The result is that people feel disenchanted with politics and fed up with their local councils. People no longer think that local councils can make a difference to their lives because they are merely branch offices of central Government. The Government are presiding over the slow death of local government. The very institutions that could help to define a community are being broken down.

If we are to reverse the breakdown of our communities across Britain we must—and we will—reverse the destruction of local government. We must recognise that things are often done best when they are done locally. We need to push power down to local people and communities, allow them to take their own decisions and encourage them to be different. We must sweep away the red tape and bureaucracy that restrict local people, and empower local communities to improve their quality of life. That is the Conservative approach.

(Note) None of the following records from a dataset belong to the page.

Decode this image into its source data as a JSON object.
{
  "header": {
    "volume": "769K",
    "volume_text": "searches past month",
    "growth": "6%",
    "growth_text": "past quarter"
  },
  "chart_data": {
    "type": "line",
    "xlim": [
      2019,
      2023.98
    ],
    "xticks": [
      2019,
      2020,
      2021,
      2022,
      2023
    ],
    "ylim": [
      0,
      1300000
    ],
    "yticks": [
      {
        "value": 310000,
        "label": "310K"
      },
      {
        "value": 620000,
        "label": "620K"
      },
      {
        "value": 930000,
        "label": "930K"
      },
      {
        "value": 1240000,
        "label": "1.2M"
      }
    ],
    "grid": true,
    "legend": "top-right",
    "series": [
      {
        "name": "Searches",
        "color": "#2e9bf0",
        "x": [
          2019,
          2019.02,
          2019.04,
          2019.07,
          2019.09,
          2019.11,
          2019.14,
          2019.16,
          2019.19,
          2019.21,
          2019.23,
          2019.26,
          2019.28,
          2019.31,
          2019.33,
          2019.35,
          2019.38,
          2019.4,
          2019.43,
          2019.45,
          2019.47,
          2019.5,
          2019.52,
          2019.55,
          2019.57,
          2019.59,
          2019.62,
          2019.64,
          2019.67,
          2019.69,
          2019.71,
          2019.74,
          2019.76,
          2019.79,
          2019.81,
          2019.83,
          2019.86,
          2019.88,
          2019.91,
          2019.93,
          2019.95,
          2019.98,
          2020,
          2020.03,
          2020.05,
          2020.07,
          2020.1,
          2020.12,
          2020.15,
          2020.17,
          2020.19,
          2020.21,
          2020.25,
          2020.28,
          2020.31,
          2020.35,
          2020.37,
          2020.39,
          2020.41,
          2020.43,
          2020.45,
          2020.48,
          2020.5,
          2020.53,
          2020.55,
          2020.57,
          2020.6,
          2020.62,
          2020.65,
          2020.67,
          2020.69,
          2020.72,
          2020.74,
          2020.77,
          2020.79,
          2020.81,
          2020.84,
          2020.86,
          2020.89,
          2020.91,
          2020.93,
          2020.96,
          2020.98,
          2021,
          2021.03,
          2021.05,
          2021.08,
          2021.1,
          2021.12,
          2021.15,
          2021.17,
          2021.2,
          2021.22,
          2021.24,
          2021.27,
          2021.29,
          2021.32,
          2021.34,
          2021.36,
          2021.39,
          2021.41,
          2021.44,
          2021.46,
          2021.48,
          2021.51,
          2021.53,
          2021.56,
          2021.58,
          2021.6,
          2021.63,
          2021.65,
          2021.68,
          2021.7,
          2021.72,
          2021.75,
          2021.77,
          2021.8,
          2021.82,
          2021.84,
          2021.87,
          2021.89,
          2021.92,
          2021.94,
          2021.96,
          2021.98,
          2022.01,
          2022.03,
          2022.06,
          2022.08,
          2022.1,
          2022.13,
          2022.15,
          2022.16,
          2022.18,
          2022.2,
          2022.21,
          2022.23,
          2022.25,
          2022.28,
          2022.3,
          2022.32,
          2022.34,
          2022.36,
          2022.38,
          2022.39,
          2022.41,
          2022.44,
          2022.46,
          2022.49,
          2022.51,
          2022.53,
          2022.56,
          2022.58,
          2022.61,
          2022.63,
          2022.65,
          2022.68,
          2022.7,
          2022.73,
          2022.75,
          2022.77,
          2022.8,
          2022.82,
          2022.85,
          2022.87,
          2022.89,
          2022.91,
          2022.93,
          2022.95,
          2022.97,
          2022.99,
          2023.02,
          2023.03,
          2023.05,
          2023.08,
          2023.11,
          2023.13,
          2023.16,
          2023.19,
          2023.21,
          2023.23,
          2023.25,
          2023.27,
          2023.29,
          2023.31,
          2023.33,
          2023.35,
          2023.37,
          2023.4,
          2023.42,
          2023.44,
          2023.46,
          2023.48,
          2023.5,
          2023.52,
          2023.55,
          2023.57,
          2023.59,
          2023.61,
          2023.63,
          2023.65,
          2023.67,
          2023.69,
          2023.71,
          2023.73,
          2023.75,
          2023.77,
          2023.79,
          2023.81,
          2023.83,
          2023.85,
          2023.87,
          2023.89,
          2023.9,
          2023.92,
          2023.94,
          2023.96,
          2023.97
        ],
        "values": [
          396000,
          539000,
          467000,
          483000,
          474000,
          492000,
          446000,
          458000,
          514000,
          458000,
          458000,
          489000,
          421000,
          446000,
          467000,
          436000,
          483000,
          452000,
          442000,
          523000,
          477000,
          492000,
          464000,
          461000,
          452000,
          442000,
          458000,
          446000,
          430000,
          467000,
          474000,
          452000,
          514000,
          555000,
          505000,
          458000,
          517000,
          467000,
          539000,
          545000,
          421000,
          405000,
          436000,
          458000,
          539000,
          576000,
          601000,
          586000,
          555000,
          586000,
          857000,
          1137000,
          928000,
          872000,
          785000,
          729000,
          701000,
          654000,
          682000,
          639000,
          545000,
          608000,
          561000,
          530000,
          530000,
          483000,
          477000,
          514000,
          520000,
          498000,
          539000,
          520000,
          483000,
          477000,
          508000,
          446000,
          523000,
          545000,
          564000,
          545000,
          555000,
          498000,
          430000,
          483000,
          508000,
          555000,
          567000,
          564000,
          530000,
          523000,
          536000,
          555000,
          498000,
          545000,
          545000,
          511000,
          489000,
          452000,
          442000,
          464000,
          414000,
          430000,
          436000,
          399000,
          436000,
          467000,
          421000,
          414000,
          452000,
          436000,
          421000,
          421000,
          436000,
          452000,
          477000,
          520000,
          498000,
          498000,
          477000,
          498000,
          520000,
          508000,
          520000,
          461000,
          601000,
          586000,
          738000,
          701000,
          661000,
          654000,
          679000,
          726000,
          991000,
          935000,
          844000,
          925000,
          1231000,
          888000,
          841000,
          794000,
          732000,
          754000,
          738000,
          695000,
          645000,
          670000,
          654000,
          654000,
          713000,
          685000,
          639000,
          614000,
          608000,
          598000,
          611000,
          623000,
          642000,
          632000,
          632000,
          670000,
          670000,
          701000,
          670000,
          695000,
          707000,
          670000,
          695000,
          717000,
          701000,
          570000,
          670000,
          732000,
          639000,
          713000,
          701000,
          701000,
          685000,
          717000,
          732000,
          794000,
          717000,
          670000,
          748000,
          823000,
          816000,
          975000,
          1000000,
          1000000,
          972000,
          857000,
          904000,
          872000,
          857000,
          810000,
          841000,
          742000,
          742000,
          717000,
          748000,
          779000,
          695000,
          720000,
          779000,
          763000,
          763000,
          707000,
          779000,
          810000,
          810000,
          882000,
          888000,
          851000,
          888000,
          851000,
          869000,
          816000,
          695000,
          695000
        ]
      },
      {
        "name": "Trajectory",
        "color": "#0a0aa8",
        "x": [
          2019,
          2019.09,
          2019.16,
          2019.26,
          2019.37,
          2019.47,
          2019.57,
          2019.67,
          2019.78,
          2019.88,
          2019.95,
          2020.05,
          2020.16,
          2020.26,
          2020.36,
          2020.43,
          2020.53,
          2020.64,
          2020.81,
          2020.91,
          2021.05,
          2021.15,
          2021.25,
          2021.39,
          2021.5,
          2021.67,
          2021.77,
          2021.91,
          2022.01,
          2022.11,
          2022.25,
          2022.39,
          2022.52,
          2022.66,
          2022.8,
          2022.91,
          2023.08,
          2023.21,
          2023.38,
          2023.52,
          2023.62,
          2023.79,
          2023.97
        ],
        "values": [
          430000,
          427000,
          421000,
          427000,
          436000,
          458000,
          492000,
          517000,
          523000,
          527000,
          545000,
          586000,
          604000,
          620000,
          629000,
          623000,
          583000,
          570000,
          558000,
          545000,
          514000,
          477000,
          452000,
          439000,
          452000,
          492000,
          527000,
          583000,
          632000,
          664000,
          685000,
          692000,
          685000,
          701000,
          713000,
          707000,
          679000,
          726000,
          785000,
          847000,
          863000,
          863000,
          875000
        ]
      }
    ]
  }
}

The death of local government under the Labour Administration is no accident, but a direct result of Labour's age-old belief in centralism. Nowhere is that displayed more clearly than in the Government's commitment to regional assemblies—a proposal to rip the last vestiges of life from our local communities. Masquerading as decentralisation, it is in fact precisely the opposite.

We still do not know what their powers will be because the Government will not tell us. We know that they will require abolition of county councils and the restructuring of district councils. We know that they will erase from our national life the shire counties, which are one of the oldest surviving tiers of self-government in western Europe, predating the Domesday Book. We know that they will cost £2 billion to establish and a further £300 million a year to run. People will pay more and get less. That money could pay for 30 new hospitals, 400 new schools, 6,000 more policemen or 12,000 extra teachers. Regional government will not deliver one more teacher, nurse or policeman but only take power away from the people.